Executive Impersonation Fraud
Company narrowly escapes €20,000 email scam
When the email account of a Company Treasurer was compromised, a series of cleverly timed written communications almost resulted in the fraudulent transfer of €20,000.
The email account of an organisation’s Treasurer was effectively compromised granting fraudsters full access to all email communications. This took place when the Treasurer inadvertently clicked on a link sent via email, which enabled the Cyber Criminal to monitor emails over a period of time.
The cybercriminal identified an opportune time when the individual was on annual leave and sent a fraudulent email to the accounts department, requesting the urgent transfer of €20,000 to a known supplier’s account. The email was written very cleverly, matching the Treasurer’s typical email style and tone, so as not to appear out of character. A filter was then set up to intercept any incoming emails so that when the accounts department did respond with an email request seeking final confirmation – it was captured and replied to by the fraudster. The email also specified new account details for the payment to be made to.

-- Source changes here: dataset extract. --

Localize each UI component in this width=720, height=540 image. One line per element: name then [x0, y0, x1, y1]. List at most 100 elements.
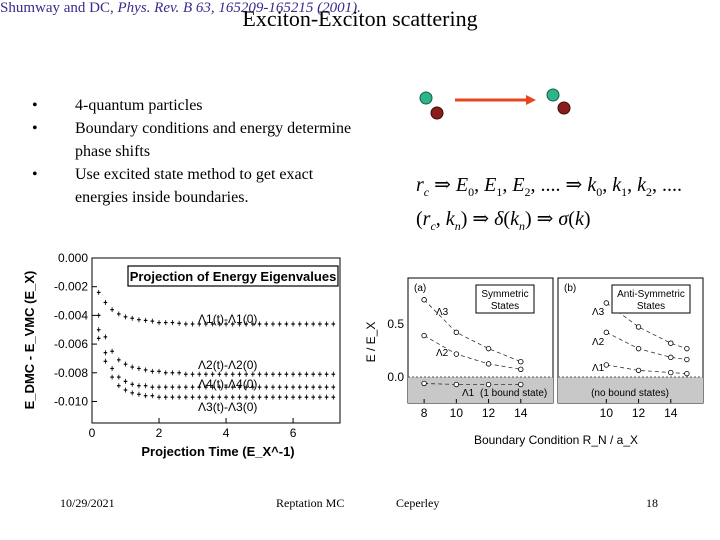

Fortunately by chance the Treasurer phoned the office that day , which revealed there was an issue with the request and the transfer of funds was halted.
The following measures were undertaken as a matter of urgency in reaction to the event:
- The Bank was informed
- The organisation’s transfer history was reviewed to ensure this had not happened previously.
- The email account was shut down and all files were saved for evidence.
- The Gardaí /Police were informed.
- Tighter internal rules and controls were introduced for the authorisation of transfers.
Thankfully in this instance no funds were fraudulently obtained but the experience is worth sharing to highlight the sophistication of the attempt.
Always independently verify new bank account details and the bona fides of the request with your suppliers using existing contact details. Do not reply to out of course emails.